The soldier larva is sterile and its primary function is to defend
the normal larvae. When the latter pupate and get ready to
emerge into the world as full-fledged wasps, the soldiers die.
Research groups led by Ian Hardy of the University of
Nottingham and by Mike Hardy of the University of Georgia
have looked closely into the sibling interactions of the soldiers
with other larvae. They’ve shown that the difference between
the soldier and the normal larvae is that the normal larvae inherit
a germ cell while the soldiers do not. Without the germ cell they
can’t reproduce.

These researchers have studied the dining habits of the soldiers
by labeling certain larvae with fluorescent tracers that light up
the stomachs of the soldiers when they become items on the
soldiers’ menus. The workers have also done experiments in
which they introduce alien larvae and larvae of full brothers and
sisters but are not genetically identical into a caterpillar that
already contains a brood of developing larvae.
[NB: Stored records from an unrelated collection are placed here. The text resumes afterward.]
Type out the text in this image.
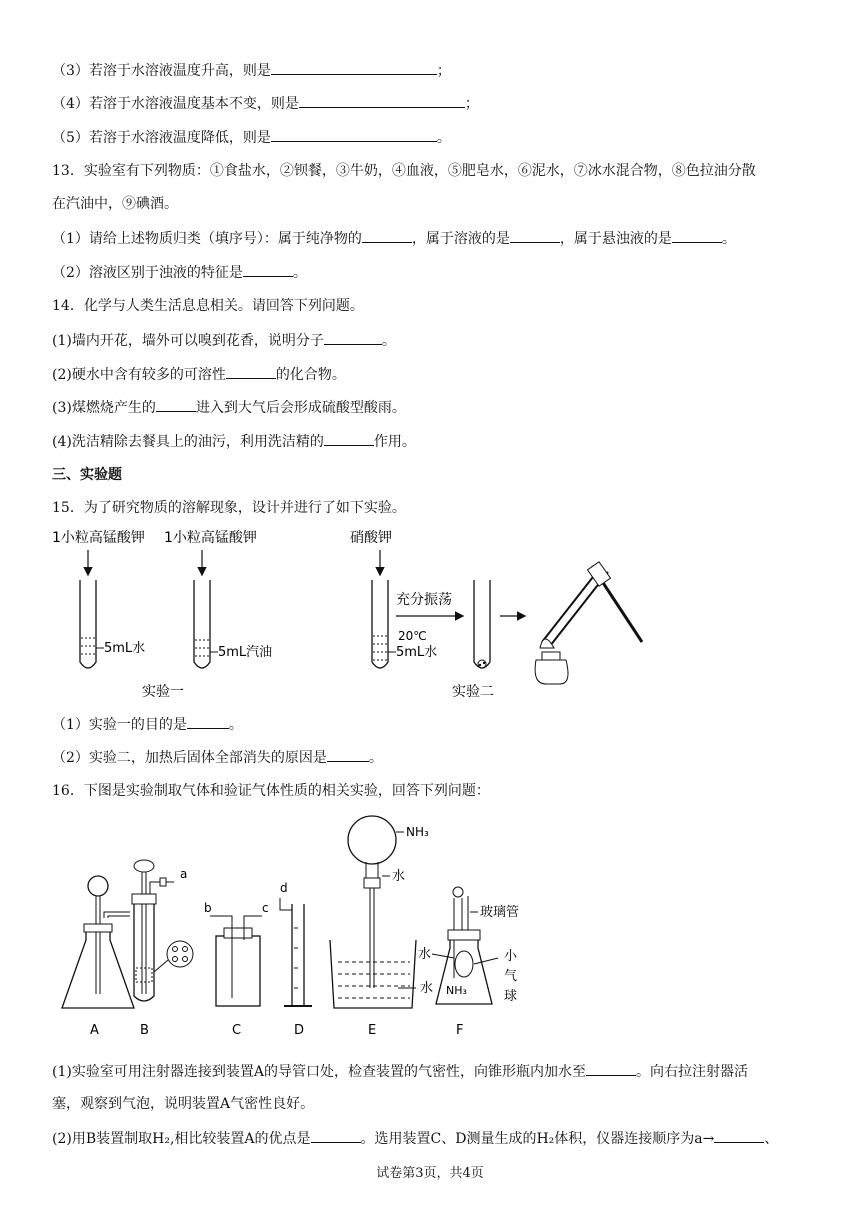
（3）若溶于水溶液温度升高，则是	；
（4）若溶于水溶液温度基本不变，则是	；
（5）若溶于水溶液温度降低，则是	。
13．实验室有下列物质：①食盐水，②钡餐，③牛奶，④血液，⑤肥皂水，⑥泥水，⑦冰水混合物，⑧色拉油分散
在汽油中，⑨碘酒。
（1）请给上述物质归类（填序号）：属于纯净物的	，属于溶液的是	，属于悬浊液的是	。
（2）溶液区别于浊液的特征是	。
14．化学与人类生活息息相关。请回答下列问题。
(1)墙内开花，墙外可以嗅到花香，说明分子	。
(2)硬水中含有较多的可溶性	的化合物。
(3)煤燃烧产生的	进入到大气后会形成硫酸型酸雨。
(4)洗洁精除去餐具上的油污，利用洗洁精的	作用。
三、实验题
15．为了研究物质的溶解现象，设计并进行了如下实验。
1小粒高锰酸钾
5mL水
1小粒高锰酸钾
5mL汽油
实验一
硝酸钾
5mL水
充分振荡
20℃
实验二
（1）实验一的目的是	。
（2）实验二，加热后固体全部消失的原因是	。
16．下图是实验制取气体和验证气体性质的相关实验，回答下列问题：
A
a
B
b	c
C
d
D
NH₃
水
水
E
玻璃管
水
NH₃
小
气
球
F
(1)实验室可用注射器连接到装置A的导管口处，检查装置的气密性，向锥形瓶内加水至	。向右拉注射器活
塞，观察到气泡，说明装置A气密性良好。
(2)用B装置制取H₂,相比较装置A的优点是	。选用装置C、D测量生成的H₂体积，仪器连接顺序为a→	、
试卷第3页，共4页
When the soldiers hatch, they launch into murdering other larvae.
The investigators have found that, as any good sibling would do,
they tend not to eat their closest relatives but concentrate on the
aliens and the brothers or sisters that aren’t as closely related.
How do they recognize their relatives? There’s something in the
membrane that surrounds each larva that clues the marauding
soldier about the kinship of his target. The researchers have
performed microsurgery to remove membranes and transplant
membranes and have demonstrated that it’s the membrane, not
the larva, that determines whether the soldier eats the critter.

The soldier’s altruistic behavior in eating only his more distant
siblings allows the normal larva who are his closest relatives to
emerge as wasps and carry on the lineage. A surprising finding
was that even when the food supply in the caterpillar was
running short the soldiers still avoided eating their closest
relatives. This reluctance to eat one’s close sibling, even in the
face of starvation, remains a puzzle.

I’d like to thank my brother, and his wife, not only for a most
pleasant visit and but also for providing material for a segue into
the wasp sibling story. And, lest I leave the wrong impression,
there is no puzzle should my brother and I be together and faced
with starvation – I would not even consider eating him!